Presented here are various radar images from the Kurnell Australia (KURN) 5-cm radar operated by the Bureau of Meteorology (with data decoding software supplied by NSSL). Included in some of the images is output from NSSL's Mesocyclone Detection Algorithm (MDA).  A cyan circle represents a 2D vortex feature (from a constant elevation angle) as detected by the MDA.  Yellow, and red-in-yellow circles represent 3D vortex detections.  In order for the algorithm to properly identify the cyclonic vortices, we ran a version that looks for shear in a clockwise sense, which is basically our Anti-MDA or AMDA for short.

The KURN volume scans are 6 minutes long, but are updated every 10 minutes, as the additional 4 minutes are used for vertically pointing measurement and other algorothms. Also, the background maps have not been developed. The radar is located within the city limits of Sydney, so when the storm passes over the radar origin, it is in the city. Note the attenuation as well, which is common with 5-cm radars.

NOTE: This page is still under construction. The few radar images here do not have algorithm output overlaid on them yet. Look for more in the future.

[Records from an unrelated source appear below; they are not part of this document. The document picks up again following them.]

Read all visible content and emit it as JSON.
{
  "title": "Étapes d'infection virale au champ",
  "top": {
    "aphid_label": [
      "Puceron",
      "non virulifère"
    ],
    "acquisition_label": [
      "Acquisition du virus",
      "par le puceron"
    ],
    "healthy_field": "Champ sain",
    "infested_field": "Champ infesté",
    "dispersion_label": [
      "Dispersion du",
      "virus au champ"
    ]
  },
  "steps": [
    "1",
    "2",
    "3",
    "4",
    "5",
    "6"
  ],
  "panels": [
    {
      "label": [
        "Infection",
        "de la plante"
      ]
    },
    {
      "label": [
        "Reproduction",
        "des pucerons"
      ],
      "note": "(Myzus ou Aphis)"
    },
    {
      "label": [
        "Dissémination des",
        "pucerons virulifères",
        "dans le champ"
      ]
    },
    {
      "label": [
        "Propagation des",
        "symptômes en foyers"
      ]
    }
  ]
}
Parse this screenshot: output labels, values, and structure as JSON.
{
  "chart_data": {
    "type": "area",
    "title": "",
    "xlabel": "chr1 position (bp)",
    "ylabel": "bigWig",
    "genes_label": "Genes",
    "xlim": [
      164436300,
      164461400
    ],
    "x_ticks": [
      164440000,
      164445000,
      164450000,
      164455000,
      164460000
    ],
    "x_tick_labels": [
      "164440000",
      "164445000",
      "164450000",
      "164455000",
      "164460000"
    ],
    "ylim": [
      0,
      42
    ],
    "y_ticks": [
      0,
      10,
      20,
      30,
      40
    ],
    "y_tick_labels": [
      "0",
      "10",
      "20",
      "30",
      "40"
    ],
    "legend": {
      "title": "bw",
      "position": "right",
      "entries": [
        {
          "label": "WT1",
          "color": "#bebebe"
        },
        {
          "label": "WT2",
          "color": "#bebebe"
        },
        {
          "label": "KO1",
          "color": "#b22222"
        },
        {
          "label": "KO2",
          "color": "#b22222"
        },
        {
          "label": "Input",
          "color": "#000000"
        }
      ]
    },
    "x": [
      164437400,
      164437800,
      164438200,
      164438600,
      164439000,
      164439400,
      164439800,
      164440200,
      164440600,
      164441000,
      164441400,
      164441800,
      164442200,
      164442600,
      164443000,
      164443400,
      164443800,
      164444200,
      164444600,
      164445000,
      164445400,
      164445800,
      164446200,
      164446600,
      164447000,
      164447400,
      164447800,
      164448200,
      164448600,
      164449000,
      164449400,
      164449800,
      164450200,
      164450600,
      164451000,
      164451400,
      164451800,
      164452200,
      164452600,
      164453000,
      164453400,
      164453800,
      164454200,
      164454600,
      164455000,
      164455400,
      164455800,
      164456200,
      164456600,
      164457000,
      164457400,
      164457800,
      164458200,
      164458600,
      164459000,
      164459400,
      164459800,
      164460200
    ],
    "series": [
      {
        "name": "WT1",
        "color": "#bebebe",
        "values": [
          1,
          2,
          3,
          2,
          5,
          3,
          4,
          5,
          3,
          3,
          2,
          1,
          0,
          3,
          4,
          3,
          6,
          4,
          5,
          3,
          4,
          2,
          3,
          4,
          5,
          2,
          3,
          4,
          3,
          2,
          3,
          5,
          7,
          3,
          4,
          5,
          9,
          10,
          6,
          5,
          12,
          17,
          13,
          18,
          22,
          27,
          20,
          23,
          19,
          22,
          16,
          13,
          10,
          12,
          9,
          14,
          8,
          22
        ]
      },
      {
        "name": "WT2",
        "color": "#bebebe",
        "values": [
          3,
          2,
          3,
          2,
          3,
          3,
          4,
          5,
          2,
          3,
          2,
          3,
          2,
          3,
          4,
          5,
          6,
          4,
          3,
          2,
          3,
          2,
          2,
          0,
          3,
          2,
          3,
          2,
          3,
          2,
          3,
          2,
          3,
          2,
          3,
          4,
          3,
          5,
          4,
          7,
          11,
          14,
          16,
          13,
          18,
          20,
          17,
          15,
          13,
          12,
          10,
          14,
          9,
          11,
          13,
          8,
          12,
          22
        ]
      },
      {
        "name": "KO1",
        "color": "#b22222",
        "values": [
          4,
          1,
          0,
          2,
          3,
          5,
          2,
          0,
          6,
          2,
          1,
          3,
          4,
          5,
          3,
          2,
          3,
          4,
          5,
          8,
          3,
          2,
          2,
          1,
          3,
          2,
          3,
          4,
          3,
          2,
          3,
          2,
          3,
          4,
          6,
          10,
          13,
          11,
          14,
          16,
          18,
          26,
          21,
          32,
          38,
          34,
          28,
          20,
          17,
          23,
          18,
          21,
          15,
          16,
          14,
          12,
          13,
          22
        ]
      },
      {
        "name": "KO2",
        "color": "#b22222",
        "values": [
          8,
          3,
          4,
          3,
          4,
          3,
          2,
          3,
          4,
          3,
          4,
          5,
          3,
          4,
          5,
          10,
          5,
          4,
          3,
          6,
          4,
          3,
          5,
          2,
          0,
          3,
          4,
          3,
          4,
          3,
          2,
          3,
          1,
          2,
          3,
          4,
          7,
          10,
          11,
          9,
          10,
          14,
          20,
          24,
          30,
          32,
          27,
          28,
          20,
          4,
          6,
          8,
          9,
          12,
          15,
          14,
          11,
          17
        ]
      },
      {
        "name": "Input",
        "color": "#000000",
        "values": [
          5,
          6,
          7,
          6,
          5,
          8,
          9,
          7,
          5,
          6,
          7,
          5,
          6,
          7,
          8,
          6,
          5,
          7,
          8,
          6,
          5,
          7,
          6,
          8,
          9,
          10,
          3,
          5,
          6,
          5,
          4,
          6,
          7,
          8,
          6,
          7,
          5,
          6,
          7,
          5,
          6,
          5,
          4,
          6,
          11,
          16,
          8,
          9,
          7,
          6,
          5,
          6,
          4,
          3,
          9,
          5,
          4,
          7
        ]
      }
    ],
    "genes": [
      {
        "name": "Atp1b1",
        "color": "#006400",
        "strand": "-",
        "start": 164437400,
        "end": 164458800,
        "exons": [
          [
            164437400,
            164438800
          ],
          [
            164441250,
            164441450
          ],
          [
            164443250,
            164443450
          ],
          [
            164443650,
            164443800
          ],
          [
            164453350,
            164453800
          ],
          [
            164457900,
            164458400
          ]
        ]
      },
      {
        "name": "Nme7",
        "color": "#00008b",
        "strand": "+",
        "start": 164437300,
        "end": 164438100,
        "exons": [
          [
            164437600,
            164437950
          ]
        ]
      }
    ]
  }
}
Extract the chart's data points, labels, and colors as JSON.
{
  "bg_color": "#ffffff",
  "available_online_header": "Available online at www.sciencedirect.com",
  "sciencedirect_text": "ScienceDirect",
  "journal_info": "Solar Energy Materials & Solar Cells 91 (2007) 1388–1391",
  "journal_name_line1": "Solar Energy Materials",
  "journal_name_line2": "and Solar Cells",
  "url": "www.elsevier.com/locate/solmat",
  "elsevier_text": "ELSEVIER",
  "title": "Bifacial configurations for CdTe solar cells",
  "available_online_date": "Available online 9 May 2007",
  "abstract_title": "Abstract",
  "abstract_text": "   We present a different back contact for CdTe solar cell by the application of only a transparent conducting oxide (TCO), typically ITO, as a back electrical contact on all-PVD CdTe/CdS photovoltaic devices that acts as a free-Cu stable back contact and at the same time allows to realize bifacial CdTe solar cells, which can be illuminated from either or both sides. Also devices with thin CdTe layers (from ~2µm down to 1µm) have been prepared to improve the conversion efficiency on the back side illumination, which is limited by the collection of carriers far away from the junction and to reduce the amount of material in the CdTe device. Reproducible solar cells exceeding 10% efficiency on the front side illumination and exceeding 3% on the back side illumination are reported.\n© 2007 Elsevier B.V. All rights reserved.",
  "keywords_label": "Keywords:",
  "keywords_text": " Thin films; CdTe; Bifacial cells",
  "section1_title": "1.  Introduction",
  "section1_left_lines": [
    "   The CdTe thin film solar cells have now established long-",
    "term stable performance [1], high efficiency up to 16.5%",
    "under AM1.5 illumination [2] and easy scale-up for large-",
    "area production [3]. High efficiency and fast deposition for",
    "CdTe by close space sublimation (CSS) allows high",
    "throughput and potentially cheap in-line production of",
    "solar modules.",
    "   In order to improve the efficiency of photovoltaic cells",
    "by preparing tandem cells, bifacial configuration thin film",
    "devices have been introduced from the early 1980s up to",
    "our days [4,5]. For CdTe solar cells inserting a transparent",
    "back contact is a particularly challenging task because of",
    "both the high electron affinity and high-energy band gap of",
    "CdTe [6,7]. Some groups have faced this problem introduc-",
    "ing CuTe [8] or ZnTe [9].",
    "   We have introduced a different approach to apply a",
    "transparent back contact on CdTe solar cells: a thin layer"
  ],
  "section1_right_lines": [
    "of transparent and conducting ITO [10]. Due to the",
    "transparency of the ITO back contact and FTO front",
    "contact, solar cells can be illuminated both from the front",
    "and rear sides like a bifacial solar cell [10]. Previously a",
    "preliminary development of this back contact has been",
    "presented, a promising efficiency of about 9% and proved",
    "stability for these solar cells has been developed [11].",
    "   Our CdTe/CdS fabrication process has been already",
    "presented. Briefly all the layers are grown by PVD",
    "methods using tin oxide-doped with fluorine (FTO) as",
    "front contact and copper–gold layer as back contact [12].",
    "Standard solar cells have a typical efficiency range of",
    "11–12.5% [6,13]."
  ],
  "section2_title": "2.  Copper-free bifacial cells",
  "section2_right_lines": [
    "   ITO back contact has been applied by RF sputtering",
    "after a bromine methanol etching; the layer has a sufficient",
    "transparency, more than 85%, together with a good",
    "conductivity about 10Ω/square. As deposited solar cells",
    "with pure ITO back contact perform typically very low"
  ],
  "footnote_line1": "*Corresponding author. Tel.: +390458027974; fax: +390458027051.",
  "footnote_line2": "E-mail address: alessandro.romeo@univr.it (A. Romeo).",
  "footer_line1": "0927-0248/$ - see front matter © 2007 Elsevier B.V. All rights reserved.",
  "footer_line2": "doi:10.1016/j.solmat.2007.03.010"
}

Description:  The storm has reflectivity characteristics of a typical Northern Hemisphere supercell, except that the N-S axis is reversed.  The storm instead moves left (still equatorward), rotates clockwise (which is still cyclonic), and has a hook echo on the left (equator) side of the main core.  This can be seen in the following reflectivity loop.  We have created the same loop, but with "north and south flipped" to simulate the same storm as a Northern Hemisphere cyclonic supercell.

We have done a similar thing (but this time flipped east and west) with this case of a left (poleward) moving anti-cyclonic tornadic supercell near Sunnyvale California (4 May 1998).  Note that in this case, the supercell is a left (poleward) moving clockwise supercell.